HIV/Aids-Epidemie in Europa: Fortschritte mit Tests und Beratungsangeboten

WHO/James Hammond

Das Wissen um eine HIV-Infektion ist die Voraussetzung ihrer Behandlung und Versorgung. Tests unterstützen aber auch die Präventionsarbeit, denn sie motivieren infizierte Personen dazu, eine Weiterübertragung auf andere zu vermeiden, bzw. nicht infizierte Personen dazu, sich nicht selbst einem Infektionsrisiko auszusetzen. Schnelltests und Tests durch Selbsthilfegruppen werden gut angenommen und sind im Westen der Europäischen Region der WHO weit verbreitet, während im Osten noch Nachholbedarf besteht.

Im September wird das Regionalbüro für Europa einen Fortschrittsbericht zur Umsetzung des Europäischen Aktionsplans HIV/Aids (2012–2015) vorlegen. Bis dahin wollen wir monatlich einen konkreten Bereich des Aktionsplans ansehen, diesmal HIV-Tests und Beratungsangebote.

Fortschritte mit HIV-Tests und Beratungsangeboten

Seit 2011 werden HIV-Tests und Beratungen in den Ländern der Region zunehmend verfügbar, zugänglich und bezahlbar; dies gilt sowohl für die Gesundheitseinrichtungen als auch für Selbsthilfegruppen. Die qualitativen und ethischen Standards sind jedoch nicht in allen Ländern auf gleichem Niveau. Zwar wurden 2012 in der Region 50 Mio. Menschen auf HIV getestet, doch spiegelt dies nicht eine bessere Versorgung derjenigen wider, die sich am dringendsten testen lassen sollten. Nur 53% der stark HIV-gefährdeten Zielgruppen wurden getestet, was noch deutlich unter der für 2015 anstrebten Rate von 90% liegt. Außerdem hat es hinsichtlich früherer Diagnosen gegenüber 2010 keine Verbesserung gegeben: 50% aller Menschen mit einer neuen HIV-Diagnose werden zu spät getestet.

Das Regionalbüro unterstützt die Mitgliedstaaten in ihren Bemühungen um einen erweiterten Zugang zu frühen Tests unter besonderer Beachtung der bedürftigsten Menschen. So veröffentlichte das Regionalbüro ein Rahmenkonzept für die Ausweitung von HIV-Tests und HIV-Beratung in der Europäischen Region der WHO (2010), unterstützte die „Europäische HIV-Testwoche“ der Europäischen Union (2013), der gesamteuropäischen Initiative „HIV in Europa“ (2012–2103) und damit verbundene Konferenzen und leistete direkte fachliche Hilfe für die Mitgliedstaaten.

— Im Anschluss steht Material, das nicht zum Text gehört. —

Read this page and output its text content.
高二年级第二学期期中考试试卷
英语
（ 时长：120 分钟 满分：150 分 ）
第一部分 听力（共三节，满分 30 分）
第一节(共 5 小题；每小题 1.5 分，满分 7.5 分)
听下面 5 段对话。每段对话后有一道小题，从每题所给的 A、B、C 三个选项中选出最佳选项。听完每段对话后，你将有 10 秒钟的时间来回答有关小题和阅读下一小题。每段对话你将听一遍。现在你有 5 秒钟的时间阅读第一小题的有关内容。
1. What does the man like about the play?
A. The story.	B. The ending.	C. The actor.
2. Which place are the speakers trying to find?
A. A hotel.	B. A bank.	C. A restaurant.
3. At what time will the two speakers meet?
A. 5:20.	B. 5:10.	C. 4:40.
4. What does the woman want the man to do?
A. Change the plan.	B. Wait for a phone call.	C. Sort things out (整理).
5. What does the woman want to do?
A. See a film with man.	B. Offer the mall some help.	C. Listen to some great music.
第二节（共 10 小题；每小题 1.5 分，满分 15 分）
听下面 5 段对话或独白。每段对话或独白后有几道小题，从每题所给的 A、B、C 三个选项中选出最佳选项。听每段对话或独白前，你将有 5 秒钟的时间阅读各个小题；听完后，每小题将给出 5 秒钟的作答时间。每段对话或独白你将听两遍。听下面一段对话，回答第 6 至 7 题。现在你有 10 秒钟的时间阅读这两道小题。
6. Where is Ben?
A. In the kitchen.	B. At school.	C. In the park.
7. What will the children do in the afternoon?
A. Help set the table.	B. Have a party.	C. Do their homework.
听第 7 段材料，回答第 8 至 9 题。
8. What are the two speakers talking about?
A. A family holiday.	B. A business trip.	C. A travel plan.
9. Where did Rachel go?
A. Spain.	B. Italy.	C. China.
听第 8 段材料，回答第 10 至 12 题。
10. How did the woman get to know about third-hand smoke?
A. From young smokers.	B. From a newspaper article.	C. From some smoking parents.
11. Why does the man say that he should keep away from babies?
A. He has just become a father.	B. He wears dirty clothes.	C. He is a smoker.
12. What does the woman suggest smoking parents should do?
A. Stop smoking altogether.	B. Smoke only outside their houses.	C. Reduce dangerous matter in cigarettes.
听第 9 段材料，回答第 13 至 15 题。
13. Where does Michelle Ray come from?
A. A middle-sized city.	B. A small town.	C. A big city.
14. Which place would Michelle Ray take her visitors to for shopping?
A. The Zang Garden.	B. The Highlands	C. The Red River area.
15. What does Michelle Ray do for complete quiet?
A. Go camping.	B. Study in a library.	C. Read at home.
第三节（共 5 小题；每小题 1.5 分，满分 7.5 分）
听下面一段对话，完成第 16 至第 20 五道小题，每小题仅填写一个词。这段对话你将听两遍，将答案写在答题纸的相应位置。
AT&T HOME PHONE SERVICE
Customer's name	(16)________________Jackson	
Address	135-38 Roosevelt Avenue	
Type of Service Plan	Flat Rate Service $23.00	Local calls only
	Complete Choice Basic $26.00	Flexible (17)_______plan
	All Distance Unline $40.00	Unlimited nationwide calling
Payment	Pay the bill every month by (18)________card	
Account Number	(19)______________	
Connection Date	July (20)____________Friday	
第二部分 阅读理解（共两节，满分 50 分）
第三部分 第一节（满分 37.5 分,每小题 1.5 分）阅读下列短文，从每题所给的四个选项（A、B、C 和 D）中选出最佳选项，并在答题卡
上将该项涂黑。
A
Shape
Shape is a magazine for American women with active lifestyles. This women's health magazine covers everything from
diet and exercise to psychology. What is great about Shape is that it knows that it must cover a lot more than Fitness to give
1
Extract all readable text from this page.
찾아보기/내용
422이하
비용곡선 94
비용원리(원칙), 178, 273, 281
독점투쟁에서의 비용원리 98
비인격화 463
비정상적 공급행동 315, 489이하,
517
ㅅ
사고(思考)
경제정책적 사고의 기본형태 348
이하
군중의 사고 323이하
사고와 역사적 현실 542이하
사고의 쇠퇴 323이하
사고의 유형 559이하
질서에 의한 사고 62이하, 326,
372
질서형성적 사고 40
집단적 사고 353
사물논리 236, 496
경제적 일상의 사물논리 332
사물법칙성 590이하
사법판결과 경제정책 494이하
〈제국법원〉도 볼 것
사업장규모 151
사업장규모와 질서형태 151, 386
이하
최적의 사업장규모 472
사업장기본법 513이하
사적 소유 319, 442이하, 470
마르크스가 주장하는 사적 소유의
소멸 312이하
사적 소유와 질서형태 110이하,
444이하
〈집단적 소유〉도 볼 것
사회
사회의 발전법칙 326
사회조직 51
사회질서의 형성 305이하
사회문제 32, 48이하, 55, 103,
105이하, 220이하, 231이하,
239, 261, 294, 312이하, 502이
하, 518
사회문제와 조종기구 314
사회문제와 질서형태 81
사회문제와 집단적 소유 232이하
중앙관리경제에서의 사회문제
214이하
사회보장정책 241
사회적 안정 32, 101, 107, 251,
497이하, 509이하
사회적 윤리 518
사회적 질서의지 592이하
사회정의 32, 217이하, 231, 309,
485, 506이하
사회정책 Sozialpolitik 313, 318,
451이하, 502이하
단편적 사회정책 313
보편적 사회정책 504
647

Fortschrittsbericht für das Regionalkomitee 2014

2011 nahm das Regionalkomitee für Europa den Europäischen Aktionsplan HIV/Aids (2012–2015) an und ersuchte die Regionaldirektorin, 2014 über dessen Umsetzung Bericht zu erstatten. Ihr Bericht an das Regionalkomitee wird Fortschritte sowie weiter bestehende Herausforderungen schildern.

“Ich engagiere mich ehrenamtlich für HIV-Tests und Beratung, weil ich ebenso leidenschaftlich für die öffentliche Gesundheit wie für die Menschenrechte eintrete. Ich möchte die Menschen erreichen und ihnen helfen.”